Bei Verdachtsfällen von sexualisierter Gewalt gebe es die klare Botschaft: „Wir reden nichts klein. Wir hören zu, wir bieten Hilfe und Unterstützung an, wir reagieren und ziehen notwendige Konsequenzen“, sagte Lübecks Pröpstin Petra Kallies laut Mitteilung. Der Umgang mit sexualisierter Gewalt und Machtmissbrauch sei ein wichtiges Thema. „Die Missbrauchsfälle in Ahrensburg waren für die Nordkirche ein sehr, sehr lauter Weckruf“, sagte Kallies.

Die Meldestelle sei primär für Menschen gedacht, die sich Sorgen machen. „Das gilt für Personen, die kirchliche Angebote in Anspruch nehmen.
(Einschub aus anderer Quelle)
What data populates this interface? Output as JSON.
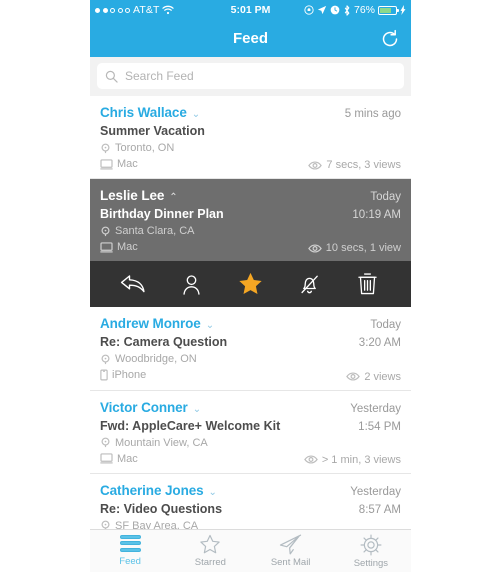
{
  "status_bar": {
    "signal_dots_filled": 2,
    "signal_dots_total": 5,
    "carrier": "AT&T",
    "wifi_icon": "wifi-icon",
    "time": "5:01 PM",
    "rotation_lock_icon": "rotation-lock-icon",
    "location_icon": "location-arrow-icon",
    "alarm_icon": "alarm-clock-icon",
    "bluetooth_icon": "bluetooth-icon",
    "battery_percent": "76%",
    "battery_icon": "battery-charging-icon"
  },
  "navbar": {
    "title": "Feed",
    "refresh_icon": "refresh-icon"
  },
  "search": {
    "icon": "search-icon",
    "placeholder": "Search Feed",
    "value": ""
  },
  "feed": {
    "items": [
      {
        "sender": "Chris Wallace",
        "chevron": "⌄",
        "chevron_icon": "chevron-down-icon",
        "time_top": "5 mins ago",
        "time_bottom": "",
        "subject": "Summer Vacation",
        "location_icon": "location-pin-icon",
        "location": "Toronto, ON",
        "device_icon": "desktop-icon",
        "device": "Mac",
        "views_icon": "eye-icon",
        "views": "7 secs, 3 views",
        "selected": false
      },
      {
        "sender": "Leslie Lee",
        "chevron": "⌃",
        "chevron_icon": "chevron-up-icon",
        "time_top": "Today",
        "time_bottom": "10:19 AM",
        "subject": "Birthday Dinner Plan",
        "location_icon": "location-pin-icon",
        "location": "Santa Clara, CA",
        "device_icon": "desktop-icon",
        "device": "Mac",
        "views_icon": "eye-icon",
        "views": "10 secs, 1 view",
        "selected": true
      },
      {
        "sender": "Andrew Monroe",
        "chevron": "⌄",
        "chevron_icon": "chevron-down-icon",
        "time_top": "Today",
        "time_bottom": "3:20 AM",
        "subject": "Re: Camera Question",
        "location_icon": "location-pin-icon",
        "location": "Woodbridge, ON",
        "device_icon": "phone-icon",
        "device": "iPhone",
        "views_icon": "eye-icon",
        "views": "2 views",
        "selected": false
      },
      {
        "sender": "Victor Conner",
        "chevron": "⌄",
        "chevron_icon": "chevron-down-icon",
        "time_top": "Yesterday",
        "time_bottom": "1:54 PM",
        "subject": "Fwd: AppleCare+ Welcome Kit",
        "location_icon": "location-pin-icon",
        "location": "Mountain View, CA",
        "device_icon": "desktop-icon",
        "device": "Mac",
        "views_icon": "eye-icon",
        "views": "> 1 min, 3 views",
        "selected": false
      },
      {
        "sender": "Catherine Jones",
        "chevron": "⌄",
        "chevron_icon": "chevron-down-icon",
        "time_top": "Yesterday",
        "time_bottom": "8:57 AM",
        "subject": "Re: Video Questions",
        "location_icon": "location-pin-icon",
        "location": "SF Bay Area, CA",
        "device_icon": "",
        "device": "",
        "views_icon": "",
        "views": "",
        "selected": false
      }
    ]
  },
  "action_bar": {
    "actions": [
      {
        "name": "reply-icon",
        "label": "Reply"
      },
      {
        "name": "contact-icon",
        "label": "Contact"
      },
      {
        "name": "star-icon",
        "label": "Star"
      },
      {
        "name": "mute-bell-icon",
        "label": "Mute"
      },
      {
        "name": "trash-icon",
        "label": "Delete"
      }
    ],
    "star_active_color": "#f5a623"
  },
  "tabbar": {
    "tabs": [
      {
        "label": "Feed",
        "icon": "feed-lines-icon",
        "active": true
      },
      {
        "label": "Starred",
        "icon": "star-outline-icon",
        "active": false
      },
      {
        "label": "Sent Mail",
        "icon": "paper-plane-icon",
        "active": false
      },
      {
        "label": "Settings",
        "icon": "gear-icon",
        "active": false
      }
    ]
  },
  "colors": {
    "accent": "#29abe2",
    "tab_active": "#5bc2e7",
    "selected_row": "#6e6e6e",
    "action_bar": "#333333",
    "star": "#f5a623"
  }
}
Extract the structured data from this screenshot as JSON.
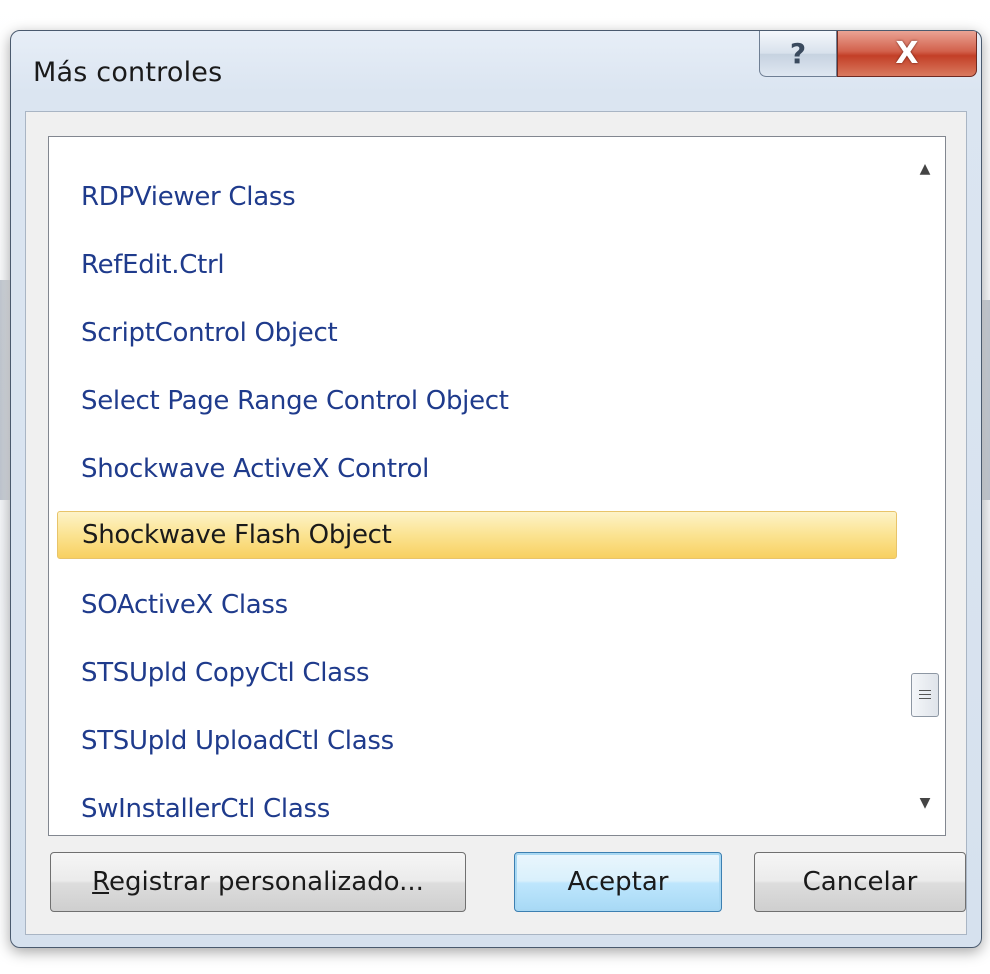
{
  "dialog": {
    "title": "Más controles",
    "help_label": "?",
    "close_label": "X"
  },
  "list": {
    "items": [
      "RDPViewer Class",
      "RefEdit.Ctrl",
      "ScriptControl Object",
      "Select Page Range Control Object",
      "Shockwave ActiveX Control",
      "Shockwave Flash Object",
      "SOActiveX Class",
      "STSUpld CopyCtl Class",
      "STSUpld UploadCtl Class",
      "SwInstallerCtl Class"
    ],
    "selected_item": "Shockwave Flash Object",
    "scroll_up_icon": "arrow-up-icon",
    "scroll_down_icon": "arrow-down-icon"
  },
  "buttons": {
    "register_mnemonic": "R",
    "register_rest": "egistrar personalizado...",
    "accept": "Aceptar",
    "cancel": "Cancelar"
  },
  "colors": {
    "item_text": "#1f3b8c",
    "selection": "#fbe391",
    "close_red": "#c33f27"
  }
}
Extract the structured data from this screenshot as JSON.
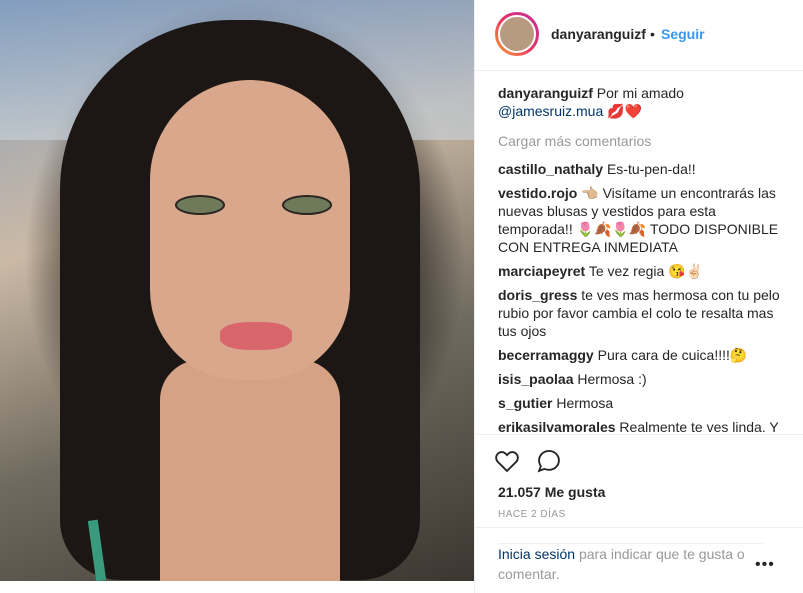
{
  "post": {
    "author": "danyaranguizf",
    "follow_separator": "•",
    "follow_label": "Seguir",
    "caption_user": "danyaranguizf",
    "caption_text": "Por mi amado",
    "caption_mention": "@jamesruiz.mua",
    "caption_emoji": "💋❤️"
  },
  "comments": {
    "load_more": "Cargar más comentarios",
    "items": [
      {
        "user": "castillo_nathaly",
        "text": "Es-tu-pen-da!!"
      },
      {
        "user": "vestido.rojo",
        "text": "👈🏼 Visítame un encontrarás las nuevas blusas y vestidos para esta temporada!! 🌷🍂🌷🍂 TODO DISPONIBLE CON ENTREGA INMEDIATA"
      },
      {
        "user": "marciapeyret",
        "text": "Te vez regia 😘✌🏻"
      },
      {
        "user": "doris_gress",
        "text": "te ves mas hermosa con tu pelo rubio por favor cambia el colo te resalta mas tus ojos"
      },
      {
        "user": "becerramaggy",
        "text": "Pura cara de cuica!!!!🤔"
      },
      {
        "user": "isis_paolaa",
        "text": "Hermosa :)"
      },
      {
        "user": "s_gutier",
        "text": "Hermosa"
      },
      {
        "user": "erikasilvamorales",
        "text": "Realmente te ves linda. Y"
      }
    ]
  },
  "stats": {
    "likes": "21.057 Me gusta",
    "time": "HACE 2 DÍAS"
  },
  "login": {
    "link": "Inicia sesión",
    "text": "para indicar que te gusta o comentar."
  },
  "icons": {
    "like": "heart-icon",
    "comment": "comment-icon",
    "more": "more-options-icon"
  },
  "colors": {
    "accent": "#3897f0",
    "link": "#003569",
    "muted": "#999999"
  }
}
Ausdrücklich gilt dies aber für kirchlich Mitarbeitende, sowohl haupt- als auch ehrenamtliche“, sagte Janina Timmermann, Leiterin der Präventionsabteilung sexualisierte Gewalt beim Kirchenkreis. Entscheidend sei, von Vorfällen zu erfahren, um im Sinne des Opferschutzes handeln zu können.

Mit dem Präventionsgesetz der Nordkirche sei zugleich auch eine Meldepflicht beschlossen worden. Wenn es die Vermutung gibt, dass gegen das Abstinenz- und Abstandsgebot verstoßen wurde oder es um sexualisierte Gewalt geht, müssten dies Mitarbeitende melden. Für das weitere Vorgehen gebe es einen klar strukturierten Interventions- und Handlungsplan.

Im ersten Schritt würden die vorliegenden Informationen gesichtet, hieß es. Gebe es einen wahrscheinlichen oder gar begründeten Verdacht, werde ein Krisenstab einberufen. Bisher sei dies im Kirchenkreis Lübeck-Lauenburg etwa drei bis vier Mal im Jahr der Fall gewesen, hieß es. Kallies: „Wir ziehen weitere Personen hinzu - eine externe Expertin oder einen externen Experten für Kinder- und Jugendschutzfragen zum Beispiel.“ Dabei ersetze die Arbeit nicht die Strafverfolgungsbehörden. „Für uns steht der Opferschutz im Vordergrund. Die Frage, ob eine Strafanzeige im jeweiligen Verfahren zu stellen ist, begleitet zu jedem Zeitpunkt das gesamte Agieren des Krisenstabes“, betonte Timmermann.

In einem weiteren Schritt sei es die Aufgabe der Kirchengemeinden in Lübeck und im Herzogtum Lauenburg, individuelle Schutzkonzepte zu entwickeln. Ziel sei es, präventive Maßnahmen in allen Bereichen der Gemeinde zu etablieren und frühzeitige Intervention zum Schutz potenziell Betroffener zu ermöglichen. Analysiert würden alle Bereiche von der Arbeit im Kindergarten über Konfirmationsgruppen bis zu den Angeboten für die älteren Gemeindemitglieder, hieß es.

Es gehe um die Fragen: Was ist grenzwertig? Welche Meldewege sind erforderlich? Wie kann das Risiko minimiert werden? Leicht falle diese Arbeit den Gemeinden nicht: Das Thema sexualisierte Gewalt sei belastend, vielschichtig - und nicht immer eindeutig, hieß es. Die Auseinandersetzung verlange von jedem Einzelnen, sich in Situationen hineinzuversetzen. „Man spürt, dass die Bereitschaft wächst, sich mit der unweigerlich belastenden Thematik auseinander zu setzen - und darüber bin ich froh“, sagte Pröpstin Kallies.